Inflation pressures have continued to build in the U.S. economy (see CPI chart). Consumer prices just last month rose 5% from a year earlier and accelerated at their fastest pace in nearly 13 years. However, Fed officials reiterated many of the factors pushing up inflation are the result of transitory aspects related to the economy reopening, such as raw material shortages and supply chain issues. As supply catches up with demand, policymakers believe short-term price increases should begin to recede.
While the liftoff of interest rates was widely publicized, policymakers unanimously left short-term borrowing rates anchored near zero and the eventual Fed-funds hike was penciled in two years from now. More immediate however is the Fed’s anticipated plans to reduce its massive $120 billion monthly asset purchases of Treasuries and mortgage-backed securities. As for the labor markets, the Fed expects improvement in job growth as the economy continues to reopen and temporary factors such as jobless benefits expire.

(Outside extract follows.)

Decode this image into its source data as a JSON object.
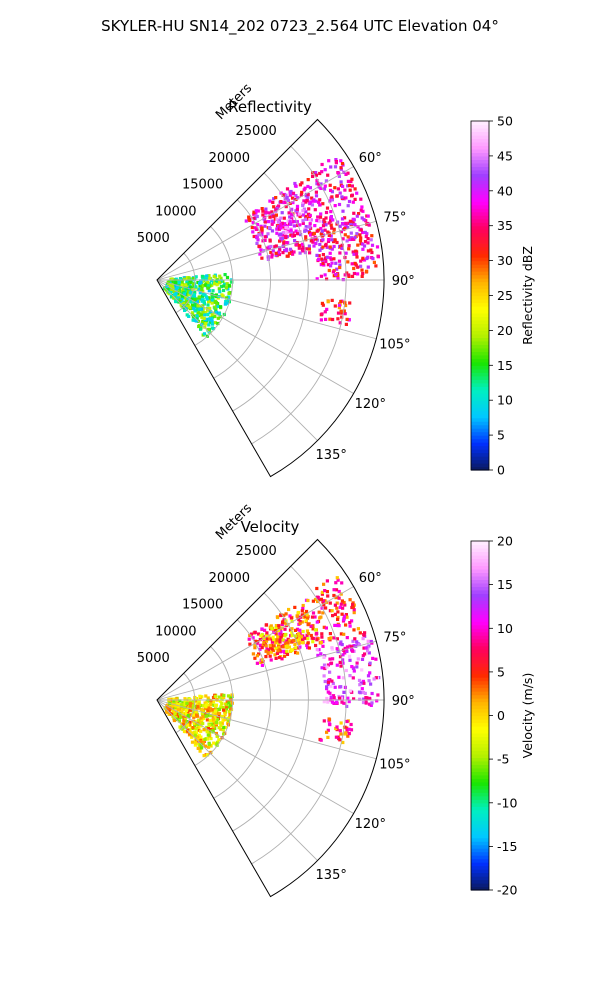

The Fed showed commitment and flexibility to meet its dual mandate of maximum employment and stable prices. While the committee raised its expectations for inflation and brought forward the time frame on when it will next raise interest rates, the Fed also emphasized the economy has substantial ground to recover before officials begin actively discussing liftoff. At Peloton we take a constructive view on the Federal Reserve’s monetary policy, yet remain mindful of market valuations and volatility. We continue to believe it is prudent to stay the course, re-balance asset allocations, and favor high quality stocks and bonds. Looking forward, the importance of active management will only increase as stronger balance sheet companies will provide attractive investment opportunities for patient investors.